Par solidarité avec leurs collègues emprisonnés sélectionnés à Sotchi, plusieurs sportifs de haut niveau sont récemment sortis du placard. On a évoqué il y a un mois le coming out de Thomas Hitzlsperger. Le nageur Ari-Pekka Liukkonen vient lui aussi de sortir du placard. Contrairement au footballeur allemand, le jeune Finlandais de 24 ans, médaillé olympique à Londres en 2012, n’a pas encore pris sa retraite sportive.

Combien d’athlètes gay ou lesbiennes à Sotchi ? Ils ne sont que sept, dont trois garçons et quatre filles, à avoir publiquement révélé leur homosexualité (je cite de mémoire).
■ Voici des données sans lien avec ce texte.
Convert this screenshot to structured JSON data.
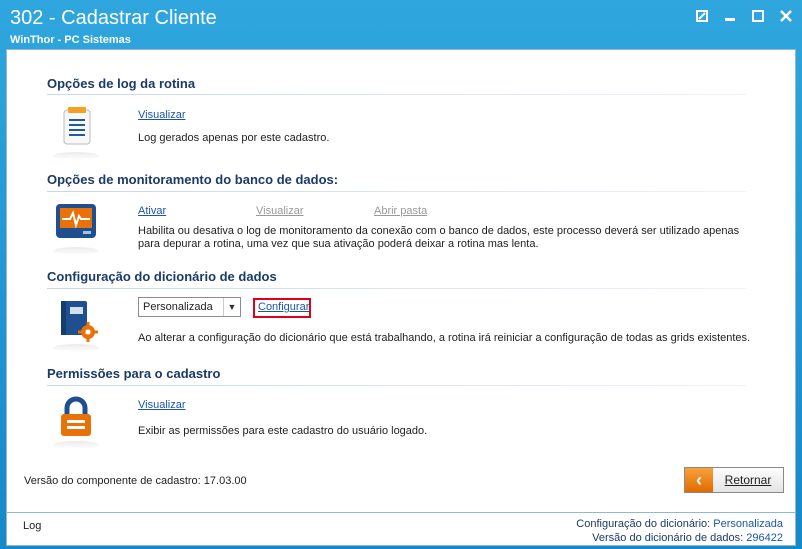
{
  "window": {
    "title": "302 - Cadastrar Cliente",
    "subtitle": "WinThor - PC Sistemas",
    "buttons": [
      "restore",
      "minimize",
      "maximize",
      "close"
    ]
  },
  "sections": {
    "log": {
      "title": "Opções de log da rotina",
      "link": "Visualizar",
      "description": "Log gerados apenas por este cadastro."
    },
    "monitor": {
      "title": "Opções de monitoramento do banco de dados:",
      "link_ativar": "Ativar",
      "link_visualizar": "Visualizar",
      "link_abrir": "Abrir pasta",
      "description_line1": "Habilita ou desativa o log de monitoramento da conexão com o banco de dados, este processo deverá ser utilizado apenas",
      "description_line2": "para depurar a rotina, uma vez que sua ativação poderá deixar a rotina mas lenta."
    },
    "dictionary": {
      "title": "Configuração do dicionário de dados",
      "select_value": "Personalizada",
      "link_configurar": "Configurar",
      "description": "Ao alterar a configuração do dicionário que está trabalhando, a rotina irá reiniciar a configuração de todas as grids existentes."
    },
    "permissions": {
      "title": "Permissões para o cadastro",
      "link": "Visualizar",
      "description": "Exibir as permissões para este cadastro do usuário logado."
    }
  },
  "version_text": "Versão do componente de cadastro: 17.03.00",
  "return_button": "Retornar",
  "footer": {
    "log_label": "Log",
    "config_label": "Configuração do dicionário:",
    "config_value": "Personalizada",
    "version_label": "Versão do dicionário de dados:",
    "version_value": "296422"
  },
  "colors": {
    "titlebar": "#1f99d6",
    "accent_orange": "#e8710a",
    "highlight_red": "#e0001b",
    "link_blue": "#1a55a8"
  },
  "icons": [
    "document-list-icon",
    "monitor-pulse-icon",
    "book-gear-icon",
    "padlock-icon",
    "arrow-left-icon"
  ]
}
Quel que soit leur nombre réel, ils ont un nouveau soutien de poids : Google, qui se fend aujourd’hui même d’un doodle (cf. logo temporaire ci-dessus) célébrant à sa manière l’ouverture officielle des Jeux olympiques d’hiver à Sotchi. À sa manière, c’est-à-dire en parant six athlètes stylisés d’un arc-en-ciel à six couleurs.